和神は全身から“正の混沌”を発生させ、絡みついた“負の混沌”を霧散させて脱出し、反撃へ転じる。
“正混沌撃【極大式】”
ゴオッ!!!
両手を前に出し、極太の“正の混沌”の光線を“彼の者”の頭部に放つ。その光線は巨大な“彼の者”の頭部を飲み込んだ。
オオオオオオ!!
流石に効いたのか、“彼の者”の慟哭が響く。が、同時に、あんなにも巨大だった“彼の者”が、和神の眼前から忽然と姿を消す。
ゴ!!!
凄まじい衝撃が和神の背面全域を襲った。和神がそれを認識した時には既に地面に叩きつけられていた。地面に這いつくばる和神の上から“彼の者”の巨大な足が迫る。頭上背後から迫り来る巨大な足の気配は和神も察していた。

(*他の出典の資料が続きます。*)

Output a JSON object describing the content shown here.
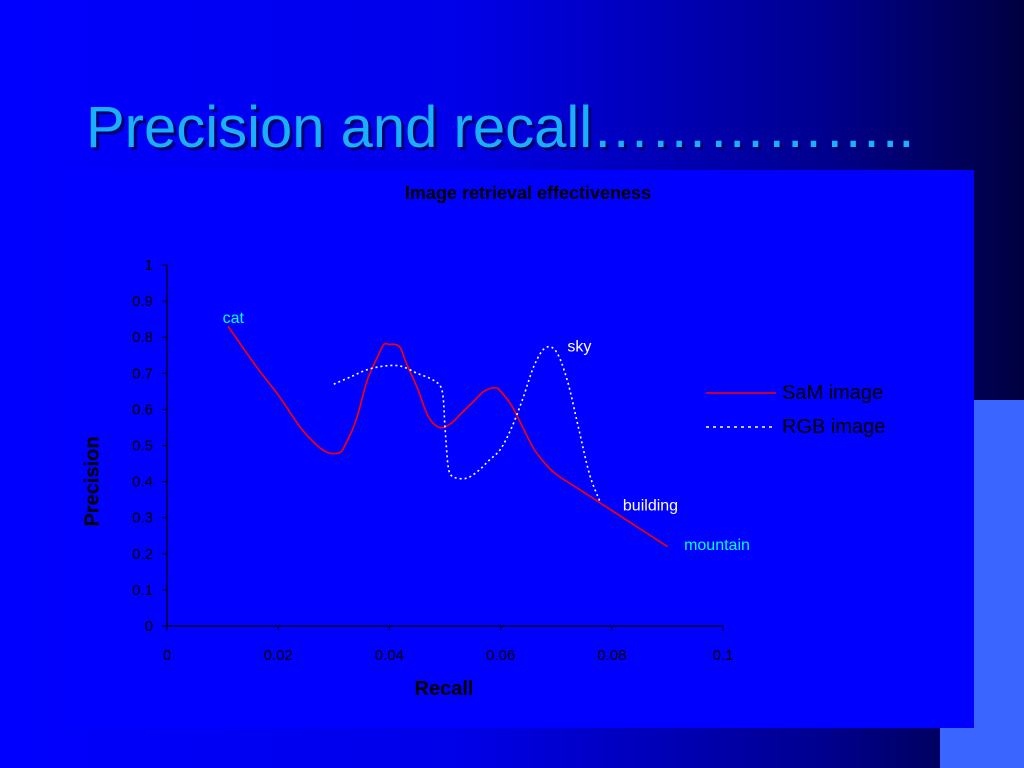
{
  "slide": {
    "title": "Precision and recall…………….."
  },
  "colors": {
    "series_sam": "#ff0000",
    "series_rgb": "#ffffff",
    "title_text": "#1ab0ff",
    "annotation_cyan": "#00ffff",
    "annotation_white": "#ffffff"
  },
  "chart_data": {
    "type": "line",
    "title": "Image retrieval effectiveness",
    "xlabel": "Recall",
    "ylabel": "Precision",
    "xlim": [
      0,
      0.1
    ],
    "ylim": [
      0,
      1
    ],
    "xticks": [
      "0",
      "0.02",
      "0.04",
      "0.06",
      "0.08",
      "0.1"
    ],
    "yticks": [
      "0",
      "0.1",
      "0.2",
      "0.3",
      "0.4",
      "0.5",
      "0.6",
      "0.7",
      "0.8",
      "0.9",
      "1"
    ],
    "grid": false,
    "legend_position": "right",
    "series": [
      {
        "name": "SaM image",
        "style": "solid",
        "x": [
          0.011,
          0.016,
          0.02,
          0.024,
          0.027,
          0.029,
          0.031,
          0.032,
          0.034,
          0.036,
          0.038,
          0.039,
          0.04,
          0.041,
          0.042,
          0.043,
          0.045,
          0.047,
          0.049,
          0.051,
          0.053,
          0.055,
          0.057,
          0.059,
          0.06,
          0.062,
          0.064,
          0.066,
          0.068,
          0.07,
          0.074,
          0.078,
          0.082,
          0.086,
          0.09
        ],
        "y": [
          0.83,
          0.72,
          0.64,
          0.55,
          0.5,
          0.48,
          0.48,
          0.5,
          0.57,
          0.68,
          0.75,
          0.78,
          0.78,
          0.78,
          0.77,
          0.73,
          0.66,
          0.58,
          0.55,
          0.56,
          0.59,
          0.62,
          0.65,
          0.66,
          0.65,
          0.61,
          0.55,
          0.49,
          0.45,
          0.42,
          0.38,
          0.34,
          0.3,
          0.26,
          0.22
        ]
      },
      {
        "name": "RGB image",
        "style": "dotted",
        "x": [
          0.03,
          0.033,
          0.036,
          0.039,
          0.042,
          0.045,
          0.048,
          0.0495,
          0.05,
          0.0505,
          0.051,
          0.052,
          0.054,
          0.056,
          0.058,
          0.06,
          0.062,
          0.064,
          0.066,
          0.068,
          0.07,
          0.072,
          0.074,
          0.076,
          0.078
        ],
        "y": [
          0.67,
          0.69,
          0.71,
          0.72,
          0.72,
          0.7,
          0.68,
          0.65,
          0.55,
          0.45,
          0.42,
          0.41,
          0.41,
          0.43,
          0.46,
          0.49,
          0.55,
          0.63,
          0.72,
          0.77,
          0.76,
          0.68,
          0.55,
          0.42,
          0.34
        ]
      }
    ],
    "annotations": [
      {
        "text": "cat",
        "x": 0.01,
        "y": 0.84,
        "color": "cyan"
      },
      {
        "text": "sky",
        "x": 0.072,
        "y": 0.76,
        "color": "white"
      },
      {
        "text": "building",
        "x": 0.082,
        "y": 0.32,
        "color": "white"
      },
      {
        "text": "mountain",
        "x": 0.093,
        "y": 0.21,
        "color": "cyan"
      }
    ]
  }
}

だが、背面を強打され、前面を地面に叩きつけられた和神は、常人ならば即死の状況で、“正の混沌”や不知火を持ってしてもすぐには動けない状態に置かれていた。
「さすがにヤバいって!」
サラがそう言って狗美の方を見るが、狗美は歯を食いしばって動かずにいる。
ズガァァン!!!
その間に、“彼の者”の足が大地を割り砕き、その地響きと粉塵が狗美たちのもとにも来た。
「!!ウソ・・・和神くん・・・!?」
かつてない不安に襲われるサラだが、大精霊がその不安を拭い去る。
『大丈夫よ。彼も目覚めつつある。混沌の扱いに、ね。』
「え・・・?」
大精霊は巨大な“彼の者”の背後の方を見ていた。サラもその方向に目をやると、そこには立ち上がろうとする和神の姿があった。
「よかったぁ・・・踏まれる直前に移動したんだ。」
「ふむ、正しく“移動”であろうな、“あれ”は。」
サタンが己が部下サラに享受する。
「“彼の者”が時折見せる忽然と姿を消し、和神の背後に現れる技術。和神もそれを使ったのだ。無意識にやも知れんがな。」
「ただのめっちゃ速い移動じゃないんですか?」
「“速い”・・・という領域ではない。A地点からB地点に瞬間移動しているのだ。かつて“彼の者”を封じる際の戦闘でも度々使ってきた面倒な技術。混沌により“距離を吞み込んでいる”・・・と、推測される代物だ。」
「何それチートじゃん・・・。」
若干サラが引く一方で、和神を踏みつぶせていない事に気付いた“彼の者”が背後の気配に感付き、振り返る。そこには、空中で頭上に両手を掲げ、巨大な“正の混沌”の球体を形成させている和神の姿があった。
“正混沌球”
オオオオオオ!!!
激昂したのか憤慨したのか、轟音を響かせた“彼の者”は自身の胸の前に巨大な“負の混沌”の球体を形成した。そして、和神と“彼の者”はほぼ同時に球体を互いに向けて飛ばした。
ゴォォオオオオオオオオオオオオ!!!!!
光と闇が同時に周囲を包むというかつてないカオスな現象が発生した。大精霊とサタンは自身と狗美たちを囲むように障壁を展開させ、これを防ぎ切った。
オオオオオオォォォ・・・
1、2分続いたカオスな現象が収まると、和神と“彼の者”、両者の姿がなかった。
「!?・・・和神・・・は?」
大気中から気配がしない事にフウは焦っていた。